Linton Rd
Oxford OX2 6UL
UK
In this Keynote Lecture, renowned philosopher A. C. Grayling will set out the case for a written constitution, to address the centuries-old anomaly that the UK has no formally agreed written Constitution, despite forming the model for constitutions around the world.
Professor Grayling will examine the constitutional questions raised by Brexit, and argue that now more than ever, it is time for the UK to debate and confirm a written constitutional Agreement of the People for the twenty-first century.
Professor Grayling lays out the terms of the debate:
The debate about the merits of written versus unwritten constitutions comes down to a debate about the merits of clarity versus flexibility in the intertwined operations of the political, legal, and governmental orders of a state.
It should also be a debate about consistency and transparency versus expediency and political over-plasticity, as recent events have demonstrated: on which ground, I argue for a written constitution.

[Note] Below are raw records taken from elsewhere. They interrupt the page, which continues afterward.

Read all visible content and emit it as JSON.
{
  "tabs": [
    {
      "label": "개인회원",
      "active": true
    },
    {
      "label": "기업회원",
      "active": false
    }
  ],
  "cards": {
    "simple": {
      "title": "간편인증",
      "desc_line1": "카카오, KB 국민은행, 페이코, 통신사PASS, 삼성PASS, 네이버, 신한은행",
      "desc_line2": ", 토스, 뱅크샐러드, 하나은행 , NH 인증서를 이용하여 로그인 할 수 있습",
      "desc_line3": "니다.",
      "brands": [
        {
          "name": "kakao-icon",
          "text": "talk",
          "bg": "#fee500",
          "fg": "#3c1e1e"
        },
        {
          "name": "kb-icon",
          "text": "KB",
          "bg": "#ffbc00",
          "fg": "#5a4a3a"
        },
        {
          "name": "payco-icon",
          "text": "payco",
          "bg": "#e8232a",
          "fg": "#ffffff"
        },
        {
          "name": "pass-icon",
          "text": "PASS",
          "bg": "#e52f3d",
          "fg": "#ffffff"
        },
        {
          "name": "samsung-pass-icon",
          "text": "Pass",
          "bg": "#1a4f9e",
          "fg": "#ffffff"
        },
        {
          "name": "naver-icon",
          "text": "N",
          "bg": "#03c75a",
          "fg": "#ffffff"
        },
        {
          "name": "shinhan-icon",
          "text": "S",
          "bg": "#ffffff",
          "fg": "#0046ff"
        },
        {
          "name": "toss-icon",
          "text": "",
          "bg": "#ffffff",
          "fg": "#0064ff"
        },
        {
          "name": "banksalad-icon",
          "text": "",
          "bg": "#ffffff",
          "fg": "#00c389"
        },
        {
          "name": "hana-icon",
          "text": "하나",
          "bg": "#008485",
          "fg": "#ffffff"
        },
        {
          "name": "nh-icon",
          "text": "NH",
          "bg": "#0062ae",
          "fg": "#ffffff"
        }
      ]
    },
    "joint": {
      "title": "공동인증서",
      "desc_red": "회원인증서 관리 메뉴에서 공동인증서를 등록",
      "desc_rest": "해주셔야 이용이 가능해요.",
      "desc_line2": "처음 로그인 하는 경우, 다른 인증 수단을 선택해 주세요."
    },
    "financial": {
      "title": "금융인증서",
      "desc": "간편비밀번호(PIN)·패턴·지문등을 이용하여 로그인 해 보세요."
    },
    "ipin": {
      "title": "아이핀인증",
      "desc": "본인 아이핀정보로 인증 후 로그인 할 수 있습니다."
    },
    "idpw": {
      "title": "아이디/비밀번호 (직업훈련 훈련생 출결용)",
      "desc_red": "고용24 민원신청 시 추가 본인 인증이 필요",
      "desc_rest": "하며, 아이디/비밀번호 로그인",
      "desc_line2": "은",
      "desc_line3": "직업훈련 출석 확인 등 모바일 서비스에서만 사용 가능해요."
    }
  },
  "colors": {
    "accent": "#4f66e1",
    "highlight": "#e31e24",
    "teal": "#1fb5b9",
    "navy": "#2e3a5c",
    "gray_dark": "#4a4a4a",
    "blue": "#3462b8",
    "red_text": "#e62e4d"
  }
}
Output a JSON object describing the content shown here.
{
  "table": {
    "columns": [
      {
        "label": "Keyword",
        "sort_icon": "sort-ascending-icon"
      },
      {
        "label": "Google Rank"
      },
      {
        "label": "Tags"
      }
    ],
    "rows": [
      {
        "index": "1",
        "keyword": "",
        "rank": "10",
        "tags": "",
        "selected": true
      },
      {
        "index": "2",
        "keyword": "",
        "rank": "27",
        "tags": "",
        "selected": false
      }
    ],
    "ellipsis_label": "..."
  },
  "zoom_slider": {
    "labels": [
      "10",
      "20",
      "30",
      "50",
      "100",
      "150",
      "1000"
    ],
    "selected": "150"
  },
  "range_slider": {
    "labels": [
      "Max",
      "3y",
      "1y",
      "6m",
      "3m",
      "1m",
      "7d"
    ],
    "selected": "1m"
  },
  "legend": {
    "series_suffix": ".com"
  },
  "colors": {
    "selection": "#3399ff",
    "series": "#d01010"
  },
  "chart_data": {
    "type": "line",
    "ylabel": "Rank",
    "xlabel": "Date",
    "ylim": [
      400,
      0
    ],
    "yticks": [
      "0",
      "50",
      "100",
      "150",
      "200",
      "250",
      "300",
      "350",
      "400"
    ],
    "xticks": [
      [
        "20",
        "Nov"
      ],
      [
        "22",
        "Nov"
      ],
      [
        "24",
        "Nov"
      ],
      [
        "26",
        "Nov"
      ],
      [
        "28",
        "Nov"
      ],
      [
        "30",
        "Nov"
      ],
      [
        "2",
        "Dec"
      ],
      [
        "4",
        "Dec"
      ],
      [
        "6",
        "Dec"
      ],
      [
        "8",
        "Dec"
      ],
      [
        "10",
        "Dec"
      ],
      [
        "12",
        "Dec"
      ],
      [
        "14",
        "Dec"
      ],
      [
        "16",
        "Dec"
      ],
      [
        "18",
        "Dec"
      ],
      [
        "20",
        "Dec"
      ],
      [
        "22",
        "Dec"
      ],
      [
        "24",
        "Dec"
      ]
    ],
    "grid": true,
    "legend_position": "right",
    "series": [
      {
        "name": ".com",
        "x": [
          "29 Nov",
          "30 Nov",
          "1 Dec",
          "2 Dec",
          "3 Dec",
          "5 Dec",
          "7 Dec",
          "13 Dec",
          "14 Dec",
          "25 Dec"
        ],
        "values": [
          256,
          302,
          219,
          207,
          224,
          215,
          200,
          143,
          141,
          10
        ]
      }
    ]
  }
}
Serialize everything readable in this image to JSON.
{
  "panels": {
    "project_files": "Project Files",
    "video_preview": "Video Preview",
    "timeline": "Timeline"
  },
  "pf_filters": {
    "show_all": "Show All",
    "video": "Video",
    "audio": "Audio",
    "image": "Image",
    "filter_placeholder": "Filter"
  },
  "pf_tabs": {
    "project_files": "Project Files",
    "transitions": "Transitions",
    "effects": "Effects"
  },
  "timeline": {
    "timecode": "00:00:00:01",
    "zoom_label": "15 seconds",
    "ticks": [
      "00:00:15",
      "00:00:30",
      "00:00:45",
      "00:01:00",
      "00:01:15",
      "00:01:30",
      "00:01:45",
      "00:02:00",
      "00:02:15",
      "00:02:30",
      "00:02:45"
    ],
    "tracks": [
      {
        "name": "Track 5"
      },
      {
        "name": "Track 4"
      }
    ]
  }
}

A. C. Grayling is the Master of the New College of the Humanities, London, and its Professor of Philosophy, and the author of over thirty books of philosophy, biography, history of ideas, and essays. He is a columnist for Prospect magazine, and was for a number of years a columnist on the Guardian and Times.
He has contributed to many leading newspapers in the UK, US and Australia, and to BBC radios 4, 3, 2 and the World Service, for which he did the annual ‘Exchanges at the Frontier’ series; and he has often appeared on television. He has twice been a judge on the Booker Prize, in 2015 serving as the Chair of the judging panel.
He is a Vice President of the British Humanist Association, a Fellow of the Royal Society of Arts, and a Fellow of the Royal Society of Literature.